On
this morning of the third day Roscoe strode forth from his tepee, with his
pack upon his back. An Indian guide waited for him outside. He had smoked
his last pipe with the chief, and now he went from tepee to tepee, in the
fashion of the Crees, and drew a single puff from the pipe of each master,
until there was but one tepee left, and in that was Oachi. With a white
face he rubbed his hand over the deer-flap, and waited. Slowly it was drawn
back, and Oachi came out. He had not seen her since the night he had driven
her from him, and he had planned to say things in this last moment which he
might have said then. But words stumbled on his lips. Oachi was changed.
She seemed taller. Her beautiful eyes looked at him clearly and proudly.

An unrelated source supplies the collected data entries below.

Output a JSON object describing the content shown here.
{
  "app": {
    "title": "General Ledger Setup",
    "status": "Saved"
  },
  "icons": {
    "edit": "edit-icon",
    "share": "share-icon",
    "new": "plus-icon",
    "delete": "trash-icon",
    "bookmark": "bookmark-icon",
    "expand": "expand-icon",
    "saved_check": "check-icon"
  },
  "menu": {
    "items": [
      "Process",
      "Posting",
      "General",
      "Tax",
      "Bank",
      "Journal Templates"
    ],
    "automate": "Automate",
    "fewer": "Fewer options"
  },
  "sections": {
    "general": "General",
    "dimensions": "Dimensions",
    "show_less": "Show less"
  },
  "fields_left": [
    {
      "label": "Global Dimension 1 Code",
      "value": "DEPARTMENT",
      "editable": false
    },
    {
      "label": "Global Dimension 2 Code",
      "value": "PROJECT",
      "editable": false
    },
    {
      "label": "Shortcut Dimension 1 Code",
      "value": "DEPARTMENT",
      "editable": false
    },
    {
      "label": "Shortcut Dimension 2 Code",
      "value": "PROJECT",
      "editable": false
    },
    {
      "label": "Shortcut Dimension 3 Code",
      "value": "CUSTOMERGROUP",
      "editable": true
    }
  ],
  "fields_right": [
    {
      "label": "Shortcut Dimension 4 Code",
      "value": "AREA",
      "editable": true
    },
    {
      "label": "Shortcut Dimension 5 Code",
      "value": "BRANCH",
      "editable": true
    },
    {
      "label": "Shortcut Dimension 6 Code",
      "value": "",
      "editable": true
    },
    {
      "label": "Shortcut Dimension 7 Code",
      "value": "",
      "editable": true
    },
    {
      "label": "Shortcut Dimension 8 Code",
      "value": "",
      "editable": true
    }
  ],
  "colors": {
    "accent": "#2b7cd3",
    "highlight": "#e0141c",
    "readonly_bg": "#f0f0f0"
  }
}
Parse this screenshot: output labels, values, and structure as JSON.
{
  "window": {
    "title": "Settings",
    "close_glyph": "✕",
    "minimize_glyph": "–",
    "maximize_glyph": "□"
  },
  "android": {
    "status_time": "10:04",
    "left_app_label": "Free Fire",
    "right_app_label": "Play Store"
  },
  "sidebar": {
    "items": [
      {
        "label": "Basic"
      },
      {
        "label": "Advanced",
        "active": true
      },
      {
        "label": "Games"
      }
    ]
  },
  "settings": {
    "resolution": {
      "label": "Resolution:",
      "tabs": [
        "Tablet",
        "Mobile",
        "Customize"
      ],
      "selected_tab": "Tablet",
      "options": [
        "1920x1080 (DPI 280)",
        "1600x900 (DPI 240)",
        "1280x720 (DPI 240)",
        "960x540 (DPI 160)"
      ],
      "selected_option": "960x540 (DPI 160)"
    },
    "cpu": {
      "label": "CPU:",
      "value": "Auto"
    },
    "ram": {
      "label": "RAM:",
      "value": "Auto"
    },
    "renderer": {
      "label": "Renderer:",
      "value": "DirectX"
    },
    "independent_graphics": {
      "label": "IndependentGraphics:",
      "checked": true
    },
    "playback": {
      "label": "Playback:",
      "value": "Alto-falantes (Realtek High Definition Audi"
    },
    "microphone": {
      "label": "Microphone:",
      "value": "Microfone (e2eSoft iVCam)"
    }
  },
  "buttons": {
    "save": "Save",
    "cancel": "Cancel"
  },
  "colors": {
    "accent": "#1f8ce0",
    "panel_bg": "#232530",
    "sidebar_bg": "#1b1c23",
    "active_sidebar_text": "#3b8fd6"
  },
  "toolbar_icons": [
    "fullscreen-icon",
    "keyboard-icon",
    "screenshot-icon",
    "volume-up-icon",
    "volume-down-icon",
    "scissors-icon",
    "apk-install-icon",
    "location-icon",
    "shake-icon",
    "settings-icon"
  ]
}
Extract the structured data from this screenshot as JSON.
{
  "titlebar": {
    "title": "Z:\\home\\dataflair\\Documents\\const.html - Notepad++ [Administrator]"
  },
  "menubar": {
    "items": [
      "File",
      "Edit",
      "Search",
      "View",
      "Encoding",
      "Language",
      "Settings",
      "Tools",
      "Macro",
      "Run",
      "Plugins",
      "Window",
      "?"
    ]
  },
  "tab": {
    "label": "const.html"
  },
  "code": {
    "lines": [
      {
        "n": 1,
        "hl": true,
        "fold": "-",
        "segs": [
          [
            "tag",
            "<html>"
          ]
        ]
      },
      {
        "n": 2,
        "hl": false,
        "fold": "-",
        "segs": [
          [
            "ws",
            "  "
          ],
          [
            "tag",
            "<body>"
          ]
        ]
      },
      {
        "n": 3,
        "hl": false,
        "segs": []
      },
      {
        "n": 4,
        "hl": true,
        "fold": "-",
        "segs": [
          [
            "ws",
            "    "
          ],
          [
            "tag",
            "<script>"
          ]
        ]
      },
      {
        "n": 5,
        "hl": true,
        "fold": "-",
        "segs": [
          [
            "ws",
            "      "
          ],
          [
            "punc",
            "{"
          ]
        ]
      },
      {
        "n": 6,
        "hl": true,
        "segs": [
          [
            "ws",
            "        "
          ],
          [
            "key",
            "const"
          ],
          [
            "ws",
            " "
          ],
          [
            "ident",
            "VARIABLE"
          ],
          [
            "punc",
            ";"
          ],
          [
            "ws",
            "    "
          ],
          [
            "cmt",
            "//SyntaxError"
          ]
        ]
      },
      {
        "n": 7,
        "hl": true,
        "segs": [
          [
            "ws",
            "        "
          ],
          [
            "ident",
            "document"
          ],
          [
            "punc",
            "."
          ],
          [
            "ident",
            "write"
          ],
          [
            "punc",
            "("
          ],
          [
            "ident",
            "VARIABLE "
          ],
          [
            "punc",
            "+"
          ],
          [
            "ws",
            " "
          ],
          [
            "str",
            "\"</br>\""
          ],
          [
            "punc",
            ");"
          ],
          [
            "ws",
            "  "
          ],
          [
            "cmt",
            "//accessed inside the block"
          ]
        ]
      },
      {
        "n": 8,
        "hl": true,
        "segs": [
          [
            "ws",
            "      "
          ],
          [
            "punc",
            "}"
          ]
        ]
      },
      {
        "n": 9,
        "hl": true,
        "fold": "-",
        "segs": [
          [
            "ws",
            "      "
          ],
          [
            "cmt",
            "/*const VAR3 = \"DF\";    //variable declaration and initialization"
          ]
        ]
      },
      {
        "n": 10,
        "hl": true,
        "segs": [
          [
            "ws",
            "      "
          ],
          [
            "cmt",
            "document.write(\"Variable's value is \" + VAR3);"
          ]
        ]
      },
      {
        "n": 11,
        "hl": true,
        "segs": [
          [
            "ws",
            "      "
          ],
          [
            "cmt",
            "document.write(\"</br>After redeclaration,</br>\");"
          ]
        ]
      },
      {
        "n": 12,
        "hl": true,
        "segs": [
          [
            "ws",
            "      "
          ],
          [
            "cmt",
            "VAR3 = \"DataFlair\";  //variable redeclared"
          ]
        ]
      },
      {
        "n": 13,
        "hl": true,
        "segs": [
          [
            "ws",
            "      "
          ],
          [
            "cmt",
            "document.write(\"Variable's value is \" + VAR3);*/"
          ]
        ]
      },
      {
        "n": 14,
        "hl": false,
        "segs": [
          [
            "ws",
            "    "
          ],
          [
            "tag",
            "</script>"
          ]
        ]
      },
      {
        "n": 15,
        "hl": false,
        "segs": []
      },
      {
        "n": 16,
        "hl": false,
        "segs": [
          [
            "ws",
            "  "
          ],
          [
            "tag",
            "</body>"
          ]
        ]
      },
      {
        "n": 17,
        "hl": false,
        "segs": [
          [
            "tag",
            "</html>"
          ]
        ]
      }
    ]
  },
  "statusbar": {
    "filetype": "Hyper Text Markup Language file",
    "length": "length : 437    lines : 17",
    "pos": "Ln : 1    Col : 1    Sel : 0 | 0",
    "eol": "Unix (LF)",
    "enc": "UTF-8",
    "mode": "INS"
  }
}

For the first time she was to him Oachi, the "Sun Child," a princess of the
First People--the daughter of a Cree chief. He held out his hand, and the
hand which Oachi gave to him was cold and lifeless. She smiled when he told
her that he had come to say good-bye, and when she spoke to him her voice
was as clear as the stream singing through the canon. His own voice
trembled. In spite of his mightiest effort a tightening fist seemed choking
him.
"I am coming back--some day," he managed.
Oachi smiled, with the glory of the morning sun in her eyes and hair.